In verità ho fatto parte di una band rock alternative dalle venature psichedeliche, tra il 2003 e il 2008, i Maryposh. Prima di loro, da adolescente, cantavo punk rock con i The Joy Machine. Ho dato, credo! Però non si sa mai che mi torni la voglia…

Appena due anni fa facevi commuovere, oltre il pubblico, un complicatissimo Manuel Agnelli a X Factor. Che ricordo porti di quell’esperienza? Pensi sia stata formante per te?

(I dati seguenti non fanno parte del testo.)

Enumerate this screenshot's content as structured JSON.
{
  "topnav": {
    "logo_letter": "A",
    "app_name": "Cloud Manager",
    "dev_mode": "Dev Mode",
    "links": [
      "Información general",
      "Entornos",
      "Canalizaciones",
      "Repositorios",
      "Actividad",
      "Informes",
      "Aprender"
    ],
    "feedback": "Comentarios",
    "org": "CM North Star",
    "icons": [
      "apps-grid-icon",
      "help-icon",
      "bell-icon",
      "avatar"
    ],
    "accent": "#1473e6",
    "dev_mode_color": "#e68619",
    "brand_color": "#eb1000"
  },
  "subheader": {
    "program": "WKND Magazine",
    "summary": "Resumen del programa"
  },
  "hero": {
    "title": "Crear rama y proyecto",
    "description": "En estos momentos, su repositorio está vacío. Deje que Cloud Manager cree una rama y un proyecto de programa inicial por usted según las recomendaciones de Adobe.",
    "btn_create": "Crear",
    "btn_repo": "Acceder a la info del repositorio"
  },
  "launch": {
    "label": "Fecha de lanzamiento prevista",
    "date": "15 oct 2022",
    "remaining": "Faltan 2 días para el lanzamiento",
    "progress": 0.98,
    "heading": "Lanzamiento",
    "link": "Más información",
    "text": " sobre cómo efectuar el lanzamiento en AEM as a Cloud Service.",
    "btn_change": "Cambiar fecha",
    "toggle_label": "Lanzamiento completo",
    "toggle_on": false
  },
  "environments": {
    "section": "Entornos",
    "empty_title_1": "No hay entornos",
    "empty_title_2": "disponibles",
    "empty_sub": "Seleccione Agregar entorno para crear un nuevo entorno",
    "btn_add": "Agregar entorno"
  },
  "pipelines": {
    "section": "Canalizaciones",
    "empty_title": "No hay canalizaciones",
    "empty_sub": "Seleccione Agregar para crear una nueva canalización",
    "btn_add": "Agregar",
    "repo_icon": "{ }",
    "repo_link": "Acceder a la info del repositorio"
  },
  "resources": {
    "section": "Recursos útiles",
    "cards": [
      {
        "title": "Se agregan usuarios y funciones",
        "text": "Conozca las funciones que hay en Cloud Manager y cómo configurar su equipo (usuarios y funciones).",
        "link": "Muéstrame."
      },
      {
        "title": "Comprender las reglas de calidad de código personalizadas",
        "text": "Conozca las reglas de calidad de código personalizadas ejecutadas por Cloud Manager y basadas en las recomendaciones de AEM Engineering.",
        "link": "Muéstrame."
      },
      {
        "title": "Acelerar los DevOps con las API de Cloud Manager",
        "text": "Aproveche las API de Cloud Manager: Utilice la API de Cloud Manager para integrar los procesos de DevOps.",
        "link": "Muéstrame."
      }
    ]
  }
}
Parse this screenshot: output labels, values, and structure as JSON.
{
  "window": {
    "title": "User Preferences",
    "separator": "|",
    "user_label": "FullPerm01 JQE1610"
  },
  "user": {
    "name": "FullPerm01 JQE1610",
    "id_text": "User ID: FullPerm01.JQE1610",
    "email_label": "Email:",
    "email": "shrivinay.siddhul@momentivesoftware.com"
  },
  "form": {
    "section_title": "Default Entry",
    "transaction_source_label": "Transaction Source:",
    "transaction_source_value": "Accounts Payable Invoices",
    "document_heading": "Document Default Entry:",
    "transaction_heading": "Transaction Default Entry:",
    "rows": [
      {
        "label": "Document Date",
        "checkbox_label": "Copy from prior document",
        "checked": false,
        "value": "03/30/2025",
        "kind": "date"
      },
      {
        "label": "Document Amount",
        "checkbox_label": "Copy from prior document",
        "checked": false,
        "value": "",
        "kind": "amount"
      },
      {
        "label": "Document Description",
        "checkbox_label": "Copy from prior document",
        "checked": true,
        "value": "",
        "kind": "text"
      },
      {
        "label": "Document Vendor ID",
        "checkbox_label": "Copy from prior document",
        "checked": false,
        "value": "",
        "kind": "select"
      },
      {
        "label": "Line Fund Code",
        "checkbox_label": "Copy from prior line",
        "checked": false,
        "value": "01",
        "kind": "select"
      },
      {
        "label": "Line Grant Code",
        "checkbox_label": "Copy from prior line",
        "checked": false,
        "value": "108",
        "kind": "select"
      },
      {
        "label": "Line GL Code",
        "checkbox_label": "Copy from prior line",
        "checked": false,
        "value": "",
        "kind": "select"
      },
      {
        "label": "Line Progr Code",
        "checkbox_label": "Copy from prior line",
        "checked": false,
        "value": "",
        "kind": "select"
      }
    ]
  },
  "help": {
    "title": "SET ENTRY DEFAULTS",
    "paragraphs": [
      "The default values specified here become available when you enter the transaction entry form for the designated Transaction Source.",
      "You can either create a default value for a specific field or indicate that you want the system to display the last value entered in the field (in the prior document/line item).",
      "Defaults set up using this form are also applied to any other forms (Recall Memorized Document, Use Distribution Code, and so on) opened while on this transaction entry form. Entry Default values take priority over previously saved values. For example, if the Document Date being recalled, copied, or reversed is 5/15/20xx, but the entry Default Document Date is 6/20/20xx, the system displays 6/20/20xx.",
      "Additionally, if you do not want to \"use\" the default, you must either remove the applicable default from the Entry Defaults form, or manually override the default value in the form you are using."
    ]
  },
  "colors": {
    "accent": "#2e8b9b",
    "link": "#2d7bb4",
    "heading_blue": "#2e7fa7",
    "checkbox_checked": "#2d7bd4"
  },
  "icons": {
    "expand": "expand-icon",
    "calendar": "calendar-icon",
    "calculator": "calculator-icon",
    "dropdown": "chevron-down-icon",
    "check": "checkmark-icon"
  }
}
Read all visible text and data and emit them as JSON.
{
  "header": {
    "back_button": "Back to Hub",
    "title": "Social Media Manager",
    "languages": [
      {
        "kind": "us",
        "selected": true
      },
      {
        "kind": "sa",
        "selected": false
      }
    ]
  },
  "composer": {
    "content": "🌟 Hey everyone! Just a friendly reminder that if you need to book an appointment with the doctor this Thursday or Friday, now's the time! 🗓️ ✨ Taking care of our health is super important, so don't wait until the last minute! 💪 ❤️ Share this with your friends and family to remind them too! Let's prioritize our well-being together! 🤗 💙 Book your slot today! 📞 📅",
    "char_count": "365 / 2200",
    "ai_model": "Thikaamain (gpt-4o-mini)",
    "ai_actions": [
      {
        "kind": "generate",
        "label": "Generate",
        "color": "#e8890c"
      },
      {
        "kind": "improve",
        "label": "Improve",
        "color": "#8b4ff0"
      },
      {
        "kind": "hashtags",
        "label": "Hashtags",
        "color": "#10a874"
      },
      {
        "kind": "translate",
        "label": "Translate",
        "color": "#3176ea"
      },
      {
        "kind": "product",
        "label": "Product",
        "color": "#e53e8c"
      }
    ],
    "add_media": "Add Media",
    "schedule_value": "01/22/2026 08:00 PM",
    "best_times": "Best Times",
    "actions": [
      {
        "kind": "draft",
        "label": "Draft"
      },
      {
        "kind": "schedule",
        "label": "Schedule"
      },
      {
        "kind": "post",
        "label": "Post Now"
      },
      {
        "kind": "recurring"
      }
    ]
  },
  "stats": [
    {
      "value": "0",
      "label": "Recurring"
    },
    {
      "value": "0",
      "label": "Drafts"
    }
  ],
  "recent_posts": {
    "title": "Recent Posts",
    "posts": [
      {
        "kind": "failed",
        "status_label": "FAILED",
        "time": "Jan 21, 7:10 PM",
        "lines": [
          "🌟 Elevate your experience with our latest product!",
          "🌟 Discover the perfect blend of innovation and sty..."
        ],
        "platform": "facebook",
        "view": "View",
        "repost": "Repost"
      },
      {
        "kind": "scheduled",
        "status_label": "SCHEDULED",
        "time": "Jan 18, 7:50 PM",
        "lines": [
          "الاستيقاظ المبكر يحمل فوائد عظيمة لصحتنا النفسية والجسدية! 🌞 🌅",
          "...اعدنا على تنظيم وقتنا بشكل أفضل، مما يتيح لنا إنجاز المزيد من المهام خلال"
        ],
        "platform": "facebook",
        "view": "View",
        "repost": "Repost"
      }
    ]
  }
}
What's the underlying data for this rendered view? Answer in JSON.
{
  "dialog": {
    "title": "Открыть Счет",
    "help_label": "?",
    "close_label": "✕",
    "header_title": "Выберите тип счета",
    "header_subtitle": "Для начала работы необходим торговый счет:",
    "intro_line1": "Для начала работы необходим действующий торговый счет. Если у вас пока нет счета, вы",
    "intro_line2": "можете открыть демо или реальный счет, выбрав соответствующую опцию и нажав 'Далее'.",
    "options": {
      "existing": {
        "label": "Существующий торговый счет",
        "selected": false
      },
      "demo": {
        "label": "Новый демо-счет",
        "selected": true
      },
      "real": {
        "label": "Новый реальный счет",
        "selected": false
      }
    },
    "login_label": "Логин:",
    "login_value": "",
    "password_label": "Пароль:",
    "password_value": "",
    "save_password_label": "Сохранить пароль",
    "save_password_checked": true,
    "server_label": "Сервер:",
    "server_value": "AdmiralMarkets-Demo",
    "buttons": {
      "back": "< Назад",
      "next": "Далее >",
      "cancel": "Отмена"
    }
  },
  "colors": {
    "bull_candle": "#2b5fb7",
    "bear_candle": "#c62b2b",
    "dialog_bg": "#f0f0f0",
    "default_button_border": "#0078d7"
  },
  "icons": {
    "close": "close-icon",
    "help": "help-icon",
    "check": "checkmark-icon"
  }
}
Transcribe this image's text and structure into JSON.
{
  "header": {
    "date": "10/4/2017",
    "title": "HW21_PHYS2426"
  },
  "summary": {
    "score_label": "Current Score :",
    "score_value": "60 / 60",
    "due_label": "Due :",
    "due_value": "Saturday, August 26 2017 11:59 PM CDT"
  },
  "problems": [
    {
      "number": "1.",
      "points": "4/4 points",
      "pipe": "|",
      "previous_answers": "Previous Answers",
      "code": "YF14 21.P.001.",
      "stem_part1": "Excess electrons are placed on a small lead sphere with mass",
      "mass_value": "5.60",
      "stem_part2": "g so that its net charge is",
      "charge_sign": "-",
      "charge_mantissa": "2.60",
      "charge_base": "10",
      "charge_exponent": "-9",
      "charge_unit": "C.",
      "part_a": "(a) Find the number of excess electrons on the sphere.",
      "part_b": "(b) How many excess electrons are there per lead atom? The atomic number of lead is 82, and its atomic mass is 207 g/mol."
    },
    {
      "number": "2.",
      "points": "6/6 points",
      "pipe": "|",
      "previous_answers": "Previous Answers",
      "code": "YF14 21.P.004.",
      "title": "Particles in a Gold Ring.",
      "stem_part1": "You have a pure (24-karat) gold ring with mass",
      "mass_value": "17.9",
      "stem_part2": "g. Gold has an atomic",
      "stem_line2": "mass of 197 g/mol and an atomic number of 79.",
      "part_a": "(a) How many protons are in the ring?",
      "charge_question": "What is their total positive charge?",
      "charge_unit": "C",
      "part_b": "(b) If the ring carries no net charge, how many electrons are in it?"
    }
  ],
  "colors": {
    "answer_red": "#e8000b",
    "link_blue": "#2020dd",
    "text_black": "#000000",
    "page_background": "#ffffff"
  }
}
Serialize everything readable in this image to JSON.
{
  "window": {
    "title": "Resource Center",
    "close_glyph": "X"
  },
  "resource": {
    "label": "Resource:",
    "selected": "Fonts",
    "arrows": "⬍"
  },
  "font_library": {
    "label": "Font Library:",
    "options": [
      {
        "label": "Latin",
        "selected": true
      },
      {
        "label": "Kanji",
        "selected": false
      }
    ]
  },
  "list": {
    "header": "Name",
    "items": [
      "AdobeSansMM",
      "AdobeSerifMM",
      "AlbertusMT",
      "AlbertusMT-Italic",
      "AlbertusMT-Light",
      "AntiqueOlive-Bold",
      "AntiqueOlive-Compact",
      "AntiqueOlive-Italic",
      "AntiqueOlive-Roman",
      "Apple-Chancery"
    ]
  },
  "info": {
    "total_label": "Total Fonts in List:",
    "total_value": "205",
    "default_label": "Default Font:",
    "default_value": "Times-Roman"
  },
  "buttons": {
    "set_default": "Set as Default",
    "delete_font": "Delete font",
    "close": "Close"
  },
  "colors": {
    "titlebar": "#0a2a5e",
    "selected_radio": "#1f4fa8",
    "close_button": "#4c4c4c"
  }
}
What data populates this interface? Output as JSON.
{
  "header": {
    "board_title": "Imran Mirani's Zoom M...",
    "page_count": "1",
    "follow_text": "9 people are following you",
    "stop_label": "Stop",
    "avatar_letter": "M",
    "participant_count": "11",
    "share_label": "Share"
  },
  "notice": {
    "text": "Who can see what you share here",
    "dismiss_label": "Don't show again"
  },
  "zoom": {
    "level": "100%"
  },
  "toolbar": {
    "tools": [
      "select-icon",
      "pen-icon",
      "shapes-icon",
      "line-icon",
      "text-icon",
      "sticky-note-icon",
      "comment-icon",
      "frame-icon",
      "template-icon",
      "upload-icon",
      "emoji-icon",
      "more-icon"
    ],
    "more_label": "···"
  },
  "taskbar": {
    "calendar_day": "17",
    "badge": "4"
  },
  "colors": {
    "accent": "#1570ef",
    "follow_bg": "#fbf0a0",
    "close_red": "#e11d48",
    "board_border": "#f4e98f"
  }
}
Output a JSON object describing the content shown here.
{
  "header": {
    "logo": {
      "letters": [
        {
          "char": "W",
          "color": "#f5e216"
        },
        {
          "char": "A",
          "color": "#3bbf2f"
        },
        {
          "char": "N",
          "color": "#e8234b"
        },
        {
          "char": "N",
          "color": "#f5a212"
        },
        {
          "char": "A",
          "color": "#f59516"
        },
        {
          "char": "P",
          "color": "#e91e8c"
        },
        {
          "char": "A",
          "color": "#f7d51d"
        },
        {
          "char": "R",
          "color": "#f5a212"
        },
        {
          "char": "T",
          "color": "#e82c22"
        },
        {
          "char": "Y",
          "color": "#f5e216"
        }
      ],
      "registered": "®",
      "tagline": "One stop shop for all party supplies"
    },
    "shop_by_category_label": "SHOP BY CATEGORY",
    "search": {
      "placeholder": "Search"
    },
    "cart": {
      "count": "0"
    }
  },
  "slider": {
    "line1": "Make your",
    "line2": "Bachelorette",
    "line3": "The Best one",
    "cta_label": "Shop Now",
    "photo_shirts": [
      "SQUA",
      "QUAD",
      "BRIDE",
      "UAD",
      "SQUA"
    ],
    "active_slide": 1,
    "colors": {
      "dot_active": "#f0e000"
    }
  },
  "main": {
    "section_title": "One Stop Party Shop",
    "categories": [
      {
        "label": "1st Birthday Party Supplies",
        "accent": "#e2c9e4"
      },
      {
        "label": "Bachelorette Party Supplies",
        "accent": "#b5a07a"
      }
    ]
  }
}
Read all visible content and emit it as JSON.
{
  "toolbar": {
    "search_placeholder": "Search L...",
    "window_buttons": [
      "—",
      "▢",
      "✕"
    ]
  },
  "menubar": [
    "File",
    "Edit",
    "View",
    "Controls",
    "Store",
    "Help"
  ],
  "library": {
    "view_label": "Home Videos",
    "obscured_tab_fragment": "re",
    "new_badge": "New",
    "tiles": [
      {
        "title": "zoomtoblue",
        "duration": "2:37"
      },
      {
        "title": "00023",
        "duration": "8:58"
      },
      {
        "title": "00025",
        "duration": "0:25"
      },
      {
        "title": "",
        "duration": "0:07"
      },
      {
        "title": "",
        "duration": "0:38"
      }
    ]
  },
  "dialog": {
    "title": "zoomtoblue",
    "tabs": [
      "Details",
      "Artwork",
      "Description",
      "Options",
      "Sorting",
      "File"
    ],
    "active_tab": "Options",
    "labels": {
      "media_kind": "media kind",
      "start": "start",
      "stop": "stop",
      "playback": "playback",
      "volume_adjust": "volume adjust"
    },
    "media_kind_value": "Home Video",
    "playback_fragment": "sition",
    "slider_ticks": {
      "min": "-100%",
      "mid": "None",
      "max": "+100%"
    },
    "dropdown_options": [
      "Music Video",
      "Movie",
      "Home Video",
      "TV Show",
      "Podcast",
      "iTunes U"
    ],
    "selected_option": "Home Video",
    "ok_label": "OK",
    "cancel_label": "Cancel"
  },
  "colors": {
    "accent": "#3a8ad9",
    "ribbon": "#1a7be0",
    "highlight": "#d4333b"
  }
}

È una cosa che rifarei esattamente come ho fatto. Ho dei ricordi difficili e forti, vividi e importanti. La tv non è mai una cosa bella, secondo me. La competizione ancora meno, così innaturale e alienante. Però la musica è dura. Richiede anche degli sforzi in ambiti che non ti piacciono. Non si può sempre stare nella comfort zone, perciò sono felice di averlo fatto. E comunque mi ha dato tanto.

Cosa consigli ai giovani emergenti, soprattutto cantautori, che tentano di non affogare nel grande mare della musica?

Io dico sempre e solo una cosa: scrivere cose belle, cercare la bellezza ad ogni costo perché tanto poi è l’unica cosa che resta.

Sei uscita da poco dalla produzione di “Non sono l’unica”. Ma chi si ferma è perduto! Altri progetti in cantiere?

Sto producendo 4 dischi nel mio studio Osteria Futurista a Verona. Sto scrivendo per me e per altri. Ho in cantiere due dischi per me e uno spettacolo teatrale. C’è da campà!

Noi qui ci salutiamo. Spero di risentirti presto!

Ciao a te e tutta la redazione. Grazie mille per le splendide domande.